With its white sandy beaches and infamous nightlife, Phuket attracts about 10 million visitors each year, media reports say, helping make the Thai tourism industry one of the few bright spots in an otherwise lacklustre economy. Popular with holiday makers and retirees, Phuket — like many other Southeast Asian resorts — must contend with traffic congestion, poor water management and patchy waste collection services.


Despite these persistent problems, hotels in the region need to follow Phuket’s lead and step up action to cut their dependence on plastics, said Susan Ruffo, managing director at the US-based non-profit group Ocean Conservancy.

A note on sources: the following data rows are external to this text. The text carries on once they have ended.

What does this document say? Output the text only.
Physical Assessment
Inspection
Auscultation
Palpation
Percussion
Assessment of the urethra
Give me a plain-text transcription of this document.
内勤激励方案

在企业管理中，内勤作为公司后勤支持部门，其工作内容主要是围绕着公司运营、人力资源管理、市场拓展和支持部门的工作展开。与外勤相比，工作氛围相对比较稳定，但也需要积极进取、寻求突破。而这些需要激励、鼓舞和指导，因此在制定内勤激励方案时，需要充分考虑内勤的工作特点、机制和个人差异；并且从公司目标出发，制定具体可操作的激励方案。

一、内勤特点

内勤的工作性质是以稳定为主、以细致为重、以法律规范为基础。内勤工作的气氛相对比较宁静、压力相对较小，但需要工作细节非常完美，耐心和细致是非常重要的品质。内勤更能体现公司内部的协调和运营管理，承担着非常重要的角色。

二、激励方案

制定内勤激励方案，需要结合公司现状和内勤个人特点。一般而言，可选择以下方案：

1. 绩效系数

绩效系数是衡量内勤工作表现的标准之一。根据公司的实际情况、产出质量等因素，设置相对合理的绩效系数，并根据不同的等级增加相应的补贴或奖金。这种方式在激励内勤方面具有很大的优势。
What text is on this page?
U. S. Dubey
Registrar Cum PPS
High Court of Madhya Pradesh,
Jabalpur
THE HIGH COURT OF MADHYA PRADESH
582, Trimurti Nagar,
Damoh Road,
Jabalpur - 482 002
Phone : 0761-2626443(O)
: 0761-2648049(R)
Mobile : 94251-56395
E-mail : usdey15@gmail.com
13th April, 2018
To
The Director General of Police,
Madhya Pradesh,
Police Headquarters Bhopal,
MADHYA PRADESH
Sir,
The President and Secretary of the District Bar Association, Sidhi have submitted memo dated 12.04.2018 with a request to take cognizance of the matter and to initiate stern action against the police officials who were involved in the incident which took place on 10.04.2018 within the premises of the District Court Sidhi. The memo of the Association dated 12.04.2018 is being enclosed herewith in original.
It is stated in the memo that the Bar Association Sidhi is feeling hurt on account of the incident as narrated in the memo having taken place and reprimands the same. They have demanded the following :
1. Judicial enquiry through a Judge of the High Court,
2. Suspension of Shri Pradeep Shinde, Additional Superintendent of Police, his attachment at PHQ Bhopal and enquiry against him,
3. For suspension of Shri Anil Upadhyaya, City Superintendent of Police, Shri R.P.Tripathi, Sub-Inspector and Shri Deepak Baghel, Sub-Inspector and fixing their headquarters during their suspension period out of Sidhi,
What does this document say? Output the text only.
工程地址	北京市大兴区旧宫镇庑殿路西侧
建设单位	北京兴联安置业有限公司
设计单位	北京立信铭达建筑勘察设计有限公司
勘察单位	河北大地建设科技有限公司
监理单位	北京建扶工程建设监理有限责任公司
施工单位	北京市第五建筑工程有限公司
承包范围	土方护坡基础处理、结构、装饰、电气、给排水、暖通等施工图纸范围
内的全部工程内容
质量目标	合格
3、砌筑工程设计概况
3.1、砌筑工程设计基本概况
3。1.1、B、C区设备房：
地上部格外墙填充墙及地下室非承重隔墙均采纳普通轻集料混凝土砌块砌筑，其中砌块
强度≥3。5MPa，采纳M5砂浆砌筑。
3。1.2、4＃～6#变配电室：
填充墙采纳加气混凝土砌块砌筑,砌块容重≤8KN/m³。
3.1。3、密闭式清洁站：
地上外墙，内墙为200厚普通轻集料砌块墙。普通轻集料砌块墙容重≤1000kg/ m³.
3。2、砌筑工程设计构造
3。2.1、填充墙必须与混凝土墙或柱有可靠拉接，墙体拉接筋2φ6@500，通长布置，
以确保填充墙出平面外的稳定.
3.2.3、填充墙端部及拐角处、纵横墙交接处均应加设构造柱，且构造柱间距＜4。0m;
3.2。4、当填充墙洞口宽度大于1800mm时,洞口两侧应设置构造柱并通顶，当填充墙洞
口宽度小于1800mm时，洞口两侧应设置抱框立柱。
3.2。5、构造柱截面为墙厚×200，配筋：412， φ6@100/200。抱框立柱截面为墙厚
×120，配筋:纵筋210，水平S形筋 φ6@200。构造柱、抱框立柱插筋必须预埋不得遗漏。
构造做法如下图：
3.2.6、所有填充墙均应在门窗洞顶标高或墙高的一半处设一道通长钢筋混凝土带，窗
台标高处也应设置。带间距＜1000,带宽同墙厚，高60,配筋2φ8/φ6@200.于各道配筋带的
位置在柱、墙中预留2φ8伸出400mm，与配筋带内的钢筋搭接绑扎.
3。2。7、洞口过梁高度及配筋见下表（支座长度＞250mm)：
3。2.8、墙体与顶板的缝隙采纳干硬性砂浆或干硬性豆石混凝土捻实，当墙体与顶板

Worldwide, between 8 million and 15 million tonnes of plastic are dumped in the ocean every year, killing marine life and entering the human food chain, UN Environment says.


Five Asian countries — China, Indonesia, the Philippines, Vietnam and Thailand — account for up to 60 per cent of plastic waste leaking into the seas, an Ocean Conservancy study found.


In the past, the hospitality industry has looked at how to use less water and energy, said Von Hernandez, global coordinator at the “Break Free From Plastic” movement in Manila.


Now hotels are turning their attention to single-use plastics amid growing public awareness about damage to oceans.


Hotels should look at providing reusable water containers and refill stations, giving guests metal or bamboo drinking straws and bamboo toothbrushes, and replacing single-use soap and shampoo containers with refillable dispensers, experts said.


Back in Phuket, the hotel association is exploring ways to cut plastic waste further, and will host its first regional forum on environmental awareness next month.


The hope is that what the group has learned over the last two years can be implemented at other Southeast Asian resorts and across the wider community.